Don't sell yourself short. Get by for now while bettering yourself ready for DD going to school.

I have a friend who left school with zero qualifications due to chaotic home life, then as an adult got herself educated and is now a primary school teacher. I've got another friend who did similar and and he ended up as a highly qualified electrician. It's more common than you might think.

hollyatchristmas · 19/11/2016 15:27

I agree there has been good advice.

I haven't knocked all of it back I've explained there's some stuff I can't or really don't want to do.

In some ways my position is privileged but I also have absolutely no family to help or partner. I'm not saying I've got it really bad I'm not saying no ones ever had it worse but it does mean I'm a bit limited sometimes. As I don't have any flexibility. I'm not having a go at anyone I do think it's nice people replied but sometimes some of the advice isn't what I need at this point.

OP posts:
KnickersOnOnesHead · 19/11/2016 15:40

Op, it reads as though no matter what advice people will give you, you'll always have a reason as to why you 'can't'.

You aren't the only person in the world who grew up in care and is a single parent with no other help.

You do need to realise that you are indeed in a much better position than quite a few single parents due to the fact you own two properties outright.

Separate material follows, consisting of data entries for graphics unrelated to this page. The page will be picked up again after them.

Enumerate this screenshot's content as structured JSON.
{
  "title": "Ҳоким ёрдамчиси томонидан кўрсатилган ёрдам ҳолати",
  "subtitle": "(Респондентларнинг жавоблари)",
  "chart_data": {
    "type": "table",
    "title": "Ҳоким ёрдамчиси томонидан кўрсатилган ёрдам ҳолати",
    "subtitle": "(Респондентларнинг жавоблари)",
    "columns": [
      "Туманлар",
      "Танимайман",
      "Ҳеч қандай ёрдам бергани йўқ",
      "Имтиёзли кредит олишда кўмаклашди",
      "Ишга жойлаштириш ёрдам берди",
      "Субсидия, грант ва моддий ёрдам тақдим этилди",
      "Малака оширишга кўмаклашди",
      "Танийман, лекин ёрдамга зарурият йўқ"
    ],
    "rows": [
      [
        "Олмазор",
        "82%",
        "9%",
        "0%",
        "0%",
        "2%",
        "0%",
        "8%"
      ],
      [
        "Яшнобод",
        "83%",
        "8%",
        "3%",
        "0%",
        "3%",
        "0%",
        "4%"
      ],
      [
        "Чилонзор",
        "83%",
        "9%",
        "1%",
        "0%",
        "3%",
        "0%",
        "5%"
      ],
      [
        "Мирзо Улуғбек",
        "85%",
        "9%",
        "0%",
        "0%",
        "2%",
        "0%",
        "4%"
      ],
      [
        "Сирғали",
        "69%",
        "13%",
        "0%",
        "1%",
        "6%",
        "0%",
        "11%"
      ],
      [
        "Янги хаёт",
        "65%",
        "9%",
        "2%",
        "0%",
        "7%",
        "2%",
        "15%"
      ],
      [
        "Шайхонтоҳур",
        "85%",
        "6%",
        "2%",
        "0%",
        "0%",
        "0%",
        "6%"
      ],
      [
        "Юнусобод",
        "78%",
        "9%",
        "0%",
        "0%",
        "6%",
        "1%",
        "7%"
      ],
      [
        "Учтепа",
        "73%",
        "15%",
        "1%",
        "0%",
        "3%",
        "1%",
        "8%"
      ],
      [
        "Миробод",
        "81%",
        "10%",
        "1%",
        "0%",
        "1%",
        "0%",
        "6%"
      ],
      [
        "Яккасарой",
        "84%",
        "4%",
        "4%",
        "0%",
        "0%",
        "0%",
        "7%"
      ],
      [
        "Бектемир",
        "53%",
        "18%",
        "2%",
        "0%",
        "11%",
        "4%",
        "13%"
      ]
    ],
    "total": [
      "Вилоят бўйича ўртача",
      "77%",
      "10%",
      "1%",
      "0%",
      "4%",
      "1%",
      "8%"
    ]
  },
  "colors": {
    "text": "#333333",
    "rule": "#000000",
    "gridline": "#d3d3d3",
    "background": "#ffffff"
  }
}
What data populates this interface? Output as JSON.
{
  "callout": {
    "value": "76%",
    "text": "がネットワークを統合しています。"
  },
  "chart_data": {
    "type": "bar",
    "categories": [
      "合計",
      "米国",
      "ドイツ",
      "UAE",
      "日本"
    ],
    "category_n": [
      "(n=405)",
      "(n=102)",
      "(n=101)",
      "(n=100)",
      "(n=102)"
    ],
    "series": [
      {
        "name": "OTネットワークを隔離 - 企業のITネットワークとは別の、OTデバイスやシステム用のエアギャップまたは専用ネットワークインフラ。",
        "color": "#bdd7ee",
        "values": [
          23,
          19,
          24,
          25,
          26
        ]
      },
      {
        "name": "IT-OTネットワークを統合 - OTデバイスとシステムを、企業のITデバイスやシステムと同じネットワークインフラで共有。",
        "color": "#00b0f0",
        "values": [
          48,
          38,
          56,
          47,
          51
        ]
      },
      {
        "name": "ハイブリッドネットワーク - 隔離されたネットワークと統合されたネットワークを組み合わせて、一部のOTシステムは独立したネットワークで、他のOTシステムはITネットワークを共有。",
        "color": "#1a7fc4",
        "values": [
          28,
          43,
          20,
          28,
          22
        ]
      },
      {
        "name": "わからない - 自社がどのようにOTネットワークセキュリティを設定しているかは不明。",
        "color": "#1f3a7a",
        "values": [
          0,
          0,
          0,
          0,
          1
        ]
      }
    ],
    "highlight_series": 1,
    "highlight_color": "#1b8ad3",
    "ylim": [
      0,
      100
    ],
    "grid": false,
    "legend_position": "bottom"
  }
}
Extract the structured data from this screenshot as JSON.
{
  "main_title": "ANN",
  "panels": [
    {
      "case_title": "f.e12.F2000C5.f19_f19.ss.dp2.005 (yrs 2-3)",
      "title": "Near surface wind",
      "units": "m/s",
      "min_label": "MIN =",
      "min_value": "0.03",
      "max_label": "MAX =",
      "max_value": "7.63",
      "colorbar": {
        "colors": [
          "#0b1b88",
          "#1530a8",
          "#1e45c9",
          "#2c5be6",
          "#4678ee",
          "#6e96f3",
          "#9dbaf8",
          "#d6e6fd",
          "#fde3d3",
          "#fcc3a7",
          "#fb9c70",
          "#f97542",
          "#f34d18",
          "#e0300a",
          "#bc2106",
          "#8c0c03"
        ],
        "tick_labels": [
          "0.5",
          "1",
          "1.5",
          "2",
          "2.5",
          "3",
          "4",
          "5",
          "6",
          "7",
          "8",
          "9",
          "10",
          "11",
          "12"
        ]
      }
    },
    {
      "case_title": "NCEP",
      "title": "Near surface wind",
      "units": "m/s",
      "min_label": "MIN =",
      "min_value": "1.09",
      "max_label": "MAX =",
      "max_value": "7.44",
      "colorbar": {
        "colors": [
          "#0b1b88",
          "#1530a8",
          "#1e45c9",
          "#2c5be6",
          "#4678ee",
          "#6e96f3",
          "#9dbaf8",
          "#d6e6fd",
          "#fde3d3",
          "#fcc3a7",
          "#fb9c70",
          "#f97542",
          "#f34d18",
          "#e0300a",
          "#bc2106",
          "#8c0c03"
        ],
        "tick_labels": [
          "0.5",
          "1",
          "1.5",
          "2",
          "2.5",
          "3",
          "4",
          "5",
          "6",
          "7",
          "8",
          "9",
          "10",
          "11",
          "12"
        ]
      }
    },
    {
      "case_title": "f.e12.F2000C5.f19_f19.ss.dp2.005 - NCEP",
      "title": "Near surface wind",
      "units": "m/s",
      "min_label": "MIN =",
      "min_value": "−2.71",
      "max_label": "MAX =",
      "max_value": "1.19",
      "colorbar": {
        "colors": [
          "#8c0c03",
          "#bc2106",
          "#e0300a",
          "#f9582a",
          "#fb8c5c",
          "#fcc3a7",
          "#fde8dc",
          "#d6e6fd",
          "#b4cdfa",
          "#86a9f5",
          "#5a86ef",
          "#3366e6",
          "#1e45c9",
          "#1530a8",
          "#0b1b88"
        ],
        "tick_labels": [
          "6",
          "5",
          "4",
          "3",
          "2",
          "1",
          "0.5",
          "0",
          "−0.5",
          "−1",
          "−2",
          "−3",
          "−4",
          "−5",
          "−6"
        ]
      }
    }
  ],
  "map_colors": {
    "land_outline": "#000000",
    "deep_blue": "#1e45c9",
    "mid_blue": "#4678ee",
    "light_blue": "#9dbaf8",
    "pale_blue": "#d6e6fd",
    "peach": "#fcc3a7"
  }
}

Go on indeed.com and search for part time jobs.

All the best.

hollyatchristmas · 19/11/2016 15:41

Hello knickers.

You must have missed the posts where I said that something sounded like a good idea and thank you. Maybe you should read through again.

All the best.

OP posts:
hollyatchristmas · 19/11/2016 15:42

And I know I'm not the only one.

I never said I was.

But alot of people do have either a partner or there own mum to help. I don't.

That's all I'm saying.

OP posts:
KnickersOnOnesHead · 19/11/2016 15:47

A lot of people don't either.

Stop feeling so self entitled. The world doesn't owe you a favour.